We just didn't need to wait until March.

You can't start anywhere other than with South Alabama. The Jaguars took out the ranked Florida State Seminoles thanks to some dead-eye shooting from Antoine Allen. The junior went 7-for-15 from the floor, including 4-for-5 from 3-point range. That is some ability.

As Coach Arrow told Dr. Geeves:

"No, we knew Antoine was a winner," Arrow said. "Not only that, he's a leader."

It helps that the highly touted Michael Snaer couldn't shoot too, but you can't just blame him. The whole Seminole team was struggling.

So there you go. Fourth best in the Sun Belt? Maybe not. Tony Mitchell and North Texas need to look out.

Mitchell was just as advertised as Creighton. The rest of the Mean Green wasn't. The Bluejays easily took out the Sun Belt favorites, behind 21 points and 11 rebounds by Doug McDermott.

Mitchell went for 18 points and seven boards, probably helping everyone in attendance (that revolution was not televised) to understand all of the hype around the sophomore.

Games like the one that South Alabama won highlight why college basketball is so special, but it wasn't the only bright spot on the evening.

Take George Mason winning for the first time ever over big brother Virginia. That was after we said that the loss of Erik Copes for the game would probably be the Patriots' downfall.

That was less than correct. Instead it was point guard Bryon Allen, who had 13 points and five assists, who was the catalyst.

Or maybe it was actually calling the Bucknell win over Purdue. Terone Johnson might have been out for the Boliermakers, but when you are a major conference team, no matter how poor you might be, you have depth. If Bucknell lost Mike Muscala, they wouldn't have anyone of the same caliber to replace him.

Which is why it is somewhat humorous that it wasn't even Muscala that had the big night. That belonged to Cameron Ayers, who scored 18. Muscala added 14 and 10 rebounds for the Bison, who walked away with the upset that everyone has been hoping for from this team in the NCAA Tournament.

This one just came five months early.

The other potential NCAA matchup, the one between Lehigh and Baylor, didn't exactly live up to the hype. But it wasn't Lehigh's fault they couldn't get anything out of Gabe Knutson.

Without him, this game was just a chance for C.J. McCollum to show us what he was made of, against a high level of competition.

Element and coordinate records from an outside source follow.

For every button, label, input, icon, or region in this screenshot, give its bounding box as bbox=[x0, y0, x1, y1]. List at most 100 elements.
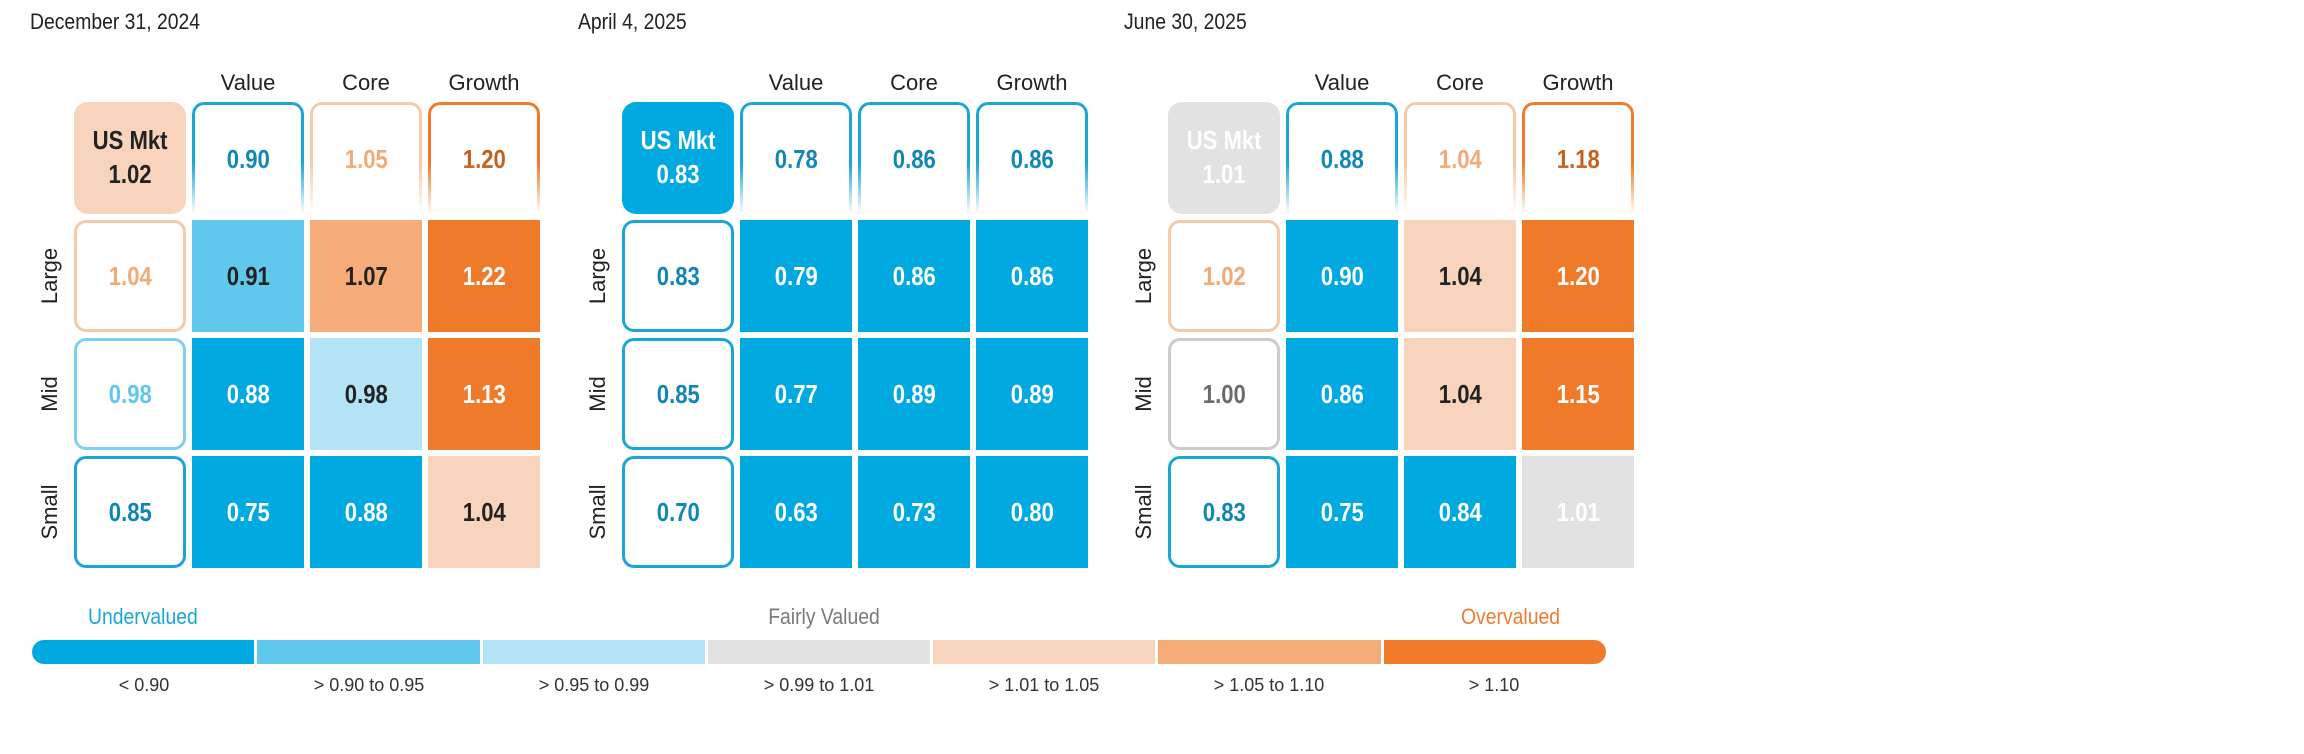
row-header-mid: Mid bbox=[578, 336, 618, 452]
style-box-cell: 0.98 bbox=[310, 338, 422, 450]
style-box-cell: 0.84 bbox=[1404, 456, 1516, 568]
cell-value: 0.75 bbox=[226, 496, 270, 527]
cell-value: 0.85 bbox=[656, 378, 700, 409]
row-header-small: Small bbox=[30, 454, 70, 570]
cell-value: 0.85 bbox=[108, 496, 152, 527]
cell-value: 0.79 bbox=[774, 260, 818, 291]
cell-value: 0.90 bbox=[1320, 260, 1364, 291]
us-market-label: US Mkt bbox=[92, 125, 168, 156]
style-box-cell: 1.15 bbox=[1522, 338, 1634, 450]
cell-value: 0.89 bbox=[1010, 378, 1054, 409]
us-market-label: US Mkt bbox=[640, 125, 716, 156]
row-header-label: Small bbox=[37, 484, 62, 540]
cell-value: 0.75 bbox=[1320, 496, 1364, 527]
us-market-cell: US Mkt 1.02 bbox=[74, 102, 186, 214]
row-header-large: Large bbox=[30, 218, 70, 334]
style-box-cell: 0.75 bbox=[192, 456, 304, 568]
cell-value: 0.83 bbox=[656, 260, 700, 291]
column-header-growth: Growth bbox=[1542, 70, 1614, 95]
cell-value: 1.04 bbox=[462, 496, 506, 527]
legend-tick-label: > 1.10 bbox=[1468, 675, 1520, 695]
column-header-value: Value bbox=[220, 70, 276, 95]
column-header-core: Core bbox=[1436, 70, 1484, 95]
cell-value: 0.86 bbox=[1010, 260, 1054, 291]
column-summary-cell: 0.88 bbox=[1286, 102, 1398, 214]
cell-value: 1.15 bbox=[1556, 378, 1600, 409]
cell-value: 0.63 bbox=[774, 496, 818, 527]
us-market-text: US Mkt 1.02 bbox=[93, 124, 168, 192]
valuation-grid: June 30, 2025 Value Core Growth Large Mid Smal… bbox=[1124, 0, 1634, 580]
cell-value: 0.77 bbox=[774, 378, 818, 409]
column-header-core: Core bbox=[890, 70, 938, 95]
us-market-value: 1.02 bbox=[108, 159, 152, 189]
cell-value: 1.01 bbox=[1556, 496, 1600, 527]
grid-date: April 4, 2025 bbox=[578, 9, 687, 34]
grid-date: June 30, 2025 bbox=[1124, 9, 1247, 34]
row-header-label: Small bbox=[585, 484, 610, 540]
row-header-label: Large bbox=[37, 247, 62, 305]
cell-value: 1.04 bbox=[1438, 378, 1482, 409]
row-header-label: Mid bbox=[585, 376, 610, 412]
cell-value: 1.04 bbox=[1438, 260, 1482, 291]
legend-tick-label: > 0.99 to 1.01 bbox=[763, 675, 875, 695]
cell-value: 1.20 bbox=[462, 144, 506, 175]
style-box-cell: 0.91 bbox=[192, 220, 304, 332]
row-header-label: Small bbox=[1131, 484, 1156, 540]
column-summary-cell: 0.86 bbox=[976, 102, 1088, 214]
style-box-cell: 1.22 bbox=[428, 220, 540, 332]
cell-value: 0.98 bbox=[108, 378, 152, 409]
cell-value: 1.05 bbox=[344, 144, 388, 175]
us-market-cell: US Mkt 0.83 bbox=[622, 102, 734, 214]
style-box-cell: 0.90 bbox=[1286, 220, 1398, 332]
style-box-cell: 0.86 bbox=[976, 220, 1088, 332]
row-summary-cell: 0.70 bbox=[622, 456, 734, 568]
column-summary-cell: 1.04 bbox=[1404, 102, 1516, 214]
us-market-text: US Mkt 0.83 bbox=[641, 124, 716, 192]
style-box-cell: 0.88 bbox=[310, 456, 422, 568]
cell-value: 0.86 bbox=[892, 260, 936, 291]
row-header-label: Large bbox=[1131, 247, 1156, 305]
row-header-large: Large bbox=[578, 218, 618, 334]
legend-segment-5 bbox=[930, 640, 1156, 664]
row-summary-cell: 1.02 bbox=[1168, 220, 1280, 332]
style-box-cell: 1.01 bbox=[1522, 456, 1634, 568]
style-box-cell: 1.20 bbox=[1522, 220, 1634, 332]
row-header-small: Small bbox=[1124, 454, 1164, 570]
row-header-label: Large bbox=[585, 247, 610, 305]
row-header-large: Large bbox=[1124, 218, 1164, 334]
row-summary-cell: 0.85 bbox=[622, 338, 734, 450]
column-summary-cell: 1.18 bbox=[1522, 102, 1634, 214]
cell-value: 1.13 bbox=[462, 378, 506, 409]
cell-value: 0.88 bbox=[1320, 144, 1364, 175]
column-header-growth: Growth bbox=[448, 70, 520, 95]
legend-segment-6 bbox=[1155, 640, 1381, 664]
row-summary-cell: 0.98 bbox=[74, 338, 186, 450]
column-summary-cell: 0.90 bbox=[192, 102, 304, 214]
style-box-cell: 0.86 bbox=[858, 220, 970, 332]
legend-undervalued-label: Undervalued bbox=[88, 604, 198, 629]
legend-overvalued-label: Overvalued bbox=[1460, 604, 1560, 629]
legend-segment-4 bbox=[704, 640, 931, 664]
cell-value: 0.98 bbox=[344, 378, 388, 409]
us-market-text: US Mkt 1.01 bbox=[1187, 124, 1262, 192]
cell-value: 0.86 bbox=[1320, 378, 1364, 409]
cell-value: 0.73 bbox=[892, 496, 936, 527]
cell-value: 0.89 bbox=[892, 378, 936, 409]
us-market-value: 1.01 bbox=[1202, 159, 1246, 189]
style-box-cell: 1.04 bbox=[1404, 220, 1516, 332]
style-box-cell: 1.04 bbox=[428, 456, 540, 568]
legend-tick-label: > 1.01 to 1.05 bbox=[988, 675, 1100, 695]
style-box-cell: 0.80 bbox=[976, 456, 1088, 568]
legend-fairly-valued-label: Fairly Valued bbox=[768, 604, 880, 629]
legend-tick-label: > 0.95 to 0.99 bbox=[538, 675, 650, 695]
cell-value: 1.22 bbox=[462, 260, 506, 291]
style-box-cell: 0.89 bbox=[976, 338, 1088, 450]
cell-value: 1.04 bbox=[108, 260, 152, 291]
column-summary-cell: 0.78 bbox=[740, 102, 852, 214]
style-box-cell: 0.75 bbox=[1286, 456, 1398, 568]
cell-value: 0.83 bbox=[1202, 496, 1246, 527]
style-box-cell: 0.88 bbox=[192, 338, 304, 450]
cell-value: 0.70 bbox=[656, 496, 700, 527]
style-box-cell: 1.04 bbox=[1404, 338, 1516, 450]
valuation-grid: April 4, 2025 Value Core Growth Large Mid Smal… bbox=[578, 0, 1088, 580]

All he did was go off for 34 points, eight rebounds and three steals. His team asked a lot of him (32 shots from the floor, compared to 43 for the rest of the team), and he delivered as much as he could give. It wasn't always effective -- McCollum pressed from time to time -- but man, it was a pretty sight to watch.

So yes, this night was enough to make us giddy with excitement for what the coming days and months will provide in terms of talent.

Tonight was exactly why we watch and write about college basketball. Tonight was a night for the little guy.

Tonight was the perfect opening night.